La justice iranienne a confirmé mardi 2 juin l’exécution par pendaison de trois hommes reconnus coupables de viols sur mineurs dans différentes régions du pays.
Selon l’agence Mizan, organe du pouvoir judiciaire, deux hommes ont été exécutés après avoir été condamnés pour le viol d’un adolescent de 14 ans dans la ville de Ghorveh, dans l’ouest de l’Iran, en août 2024. Leur peine a été confirmée par la Cour suprême iranienne avant l’exécution.
Dans un autre dossier, un troisième homme a été exécuté à Rasht, dans le nord du pays, pour le viol et le meurtre d’un enfant de 10 ans, commis en août 2025.
La justice iranienne rappelle que « le meurtre et le viol sont passibles de la peine de mort en Iran », un cadre pénal particulièrement strict qui inclut également d’autres infractions comme le trafic de drogue, l’espionnage ou encore le blasphème.
L’Iran au premier rang mondial des exécutions en 2025 selon Amnesty
Ces exécutions s’inscrivent dans un contexte beaucoup plus large mis en lumière par Amnesty International. Dans son rapport publié en mai 2026, l’organisation indique que 2025 a enregistré un niveau record avec 2 707 exécutions dans 17 pays, le chiffre le plus élevé depuis plus de 40 ans.
Selon Amnesty, l’Iran apparaît comme le principal moteur de cette hausse mondiale, avec au moins 2 159 exécutions recensées, soit plus du double par rapport à 2024.
Le rapport souligne explicitement que les autorités iraniennes sont « les principales responsables de cette augmentation », concentrant à elles seules une part dominante des exécutions mondiales, loin devant les autres pays concernés.
Dans le détail, après l’Iran, figurent notamment l’Arabie saoudite avec 356 exécutions, puis les États-Unis avec 47, selon les données compilées par Amnesty.

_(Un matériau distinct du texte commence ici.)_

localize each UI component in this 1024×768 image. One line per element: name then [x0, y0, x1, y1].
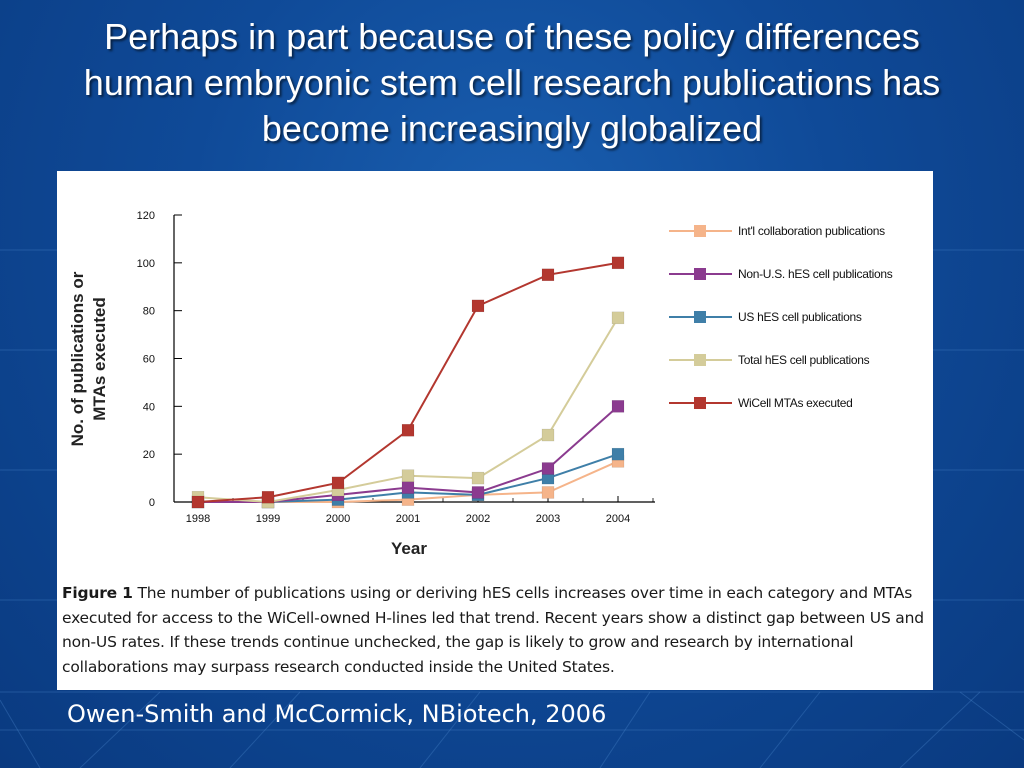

Une hausse globale de 78 % des exécutions en un an
Le rapport d’Amnesty International met également en évidence une augmentation globale de 78 % des exécutions en 2025 par rapport à 2024, où environ 1 518 cas avaient été recensés.
L’organisation précise également que ces chiffres n’incluent pas la Chine, où les données restent classées secret d’État, mais qui demeure selon Amnesty le pays procédant au plus grand nombre d’exécutions au monde.
Un recours massif à la peine de mort dans un climat de critiques
Avec ce niveau d’exécutions, l’Iran est de nouveau au centre des critiques des organisations de défense des droits humains, qui dénoncent un usage extensif de la peine capitale, notamment dans des affaires liées aux drogues ou à des infractions pénales graves.
Amnesty et plusieurs ONG internationales alertent également sur l’usage de la peine de mort comme outil de dissuasion et de contrôle social dans un contexte politique tendu.